Four, possibly five people were displaced from the two homes, Curcio said. He said the homes were damaged beyond repair and that a pet, which he believed was a dog, likely died in the fire.

“None of the residents, none of the homeowners were injured. They did lose a pet in one of the houses, they couldn’t find it,” Curcio said. “They did say the pet was still inside. We couldn’t make entry into the home, there was just too much fire on both floors.”

Fuller Street and the immediate surrounding area, including Ashcraft Street, were closed to traffic during the blaze. More than 20 people gathered outside of the police tape to watch firefighters battle the blaze, with some personnel spraying water onto the roof of one of the homes from the top of a ladder truck.

Leizel Pipogo, who was at the scene, said her husband occasionally works at one of the homes that was on fire. The owner of that home called Pipogo’s husband to go take care of the owner’s mother, who lives at the home, but Pipogo’s husband was working and asked Pipogo to go instead.

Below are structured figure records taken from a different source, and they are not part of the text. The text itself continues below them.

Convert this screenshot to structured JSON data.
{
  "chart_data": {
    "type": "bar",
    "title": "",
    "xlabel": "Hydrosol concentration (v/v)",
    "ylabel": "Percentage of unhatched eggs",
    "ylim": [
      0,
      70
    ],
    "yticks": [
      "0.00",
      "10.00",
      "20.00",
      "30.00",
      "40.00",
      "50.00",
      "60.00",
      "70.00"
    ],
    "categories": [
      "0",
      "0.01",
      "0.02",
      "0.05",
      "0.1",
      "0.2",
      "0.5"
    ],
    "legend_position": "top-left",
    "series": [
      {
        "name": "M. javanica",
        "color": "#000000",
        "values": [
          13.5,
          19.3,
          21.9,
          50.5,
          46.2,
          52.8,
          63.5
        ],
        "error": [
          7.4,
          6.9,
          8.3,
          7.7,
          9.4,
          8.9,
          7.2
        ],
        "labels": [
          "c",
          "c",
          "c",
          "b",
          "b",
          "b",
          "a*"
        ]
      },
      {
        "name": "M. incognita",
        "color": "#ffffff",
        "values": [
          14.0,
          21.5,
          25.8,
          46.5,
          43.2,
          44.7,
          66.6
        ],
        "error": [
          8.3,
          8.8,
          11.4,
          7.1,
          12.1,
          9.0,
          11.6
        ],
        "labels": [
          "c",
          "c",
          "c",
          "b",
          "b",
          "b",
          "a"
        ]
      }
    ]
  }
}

“The owner of the house called my husband and said, ‘Can you come to the house because the neighbor’s house is burning,’” Pipogo said. “My husband asked if I could pick the mother up, but I see her, she’s already outside. She’s fine, she’s there, I’m just waiting for her.”

Pipogo said a firefighter told her that she had to keep waiting because the smoke was overwhelming closer to the home.

Salvation Army staff were at the scene supplying water and Gatorade to victims of the fire and said they were anticipating displacements because the two homes were fully involved in flames.

Curcio said the fire took about an hour to knock down. He thanked Groton, Waterford and Mystic River ambulance crews and Poquonnock Bridge, Flanders, Norwich and Waterford fire departments for their mutual aid. He noted that Waterford firefighters had to put out a brush fire going into Bates Woods toward Colman Street, which was a result of the wind driving the fire from the two homes in different directions.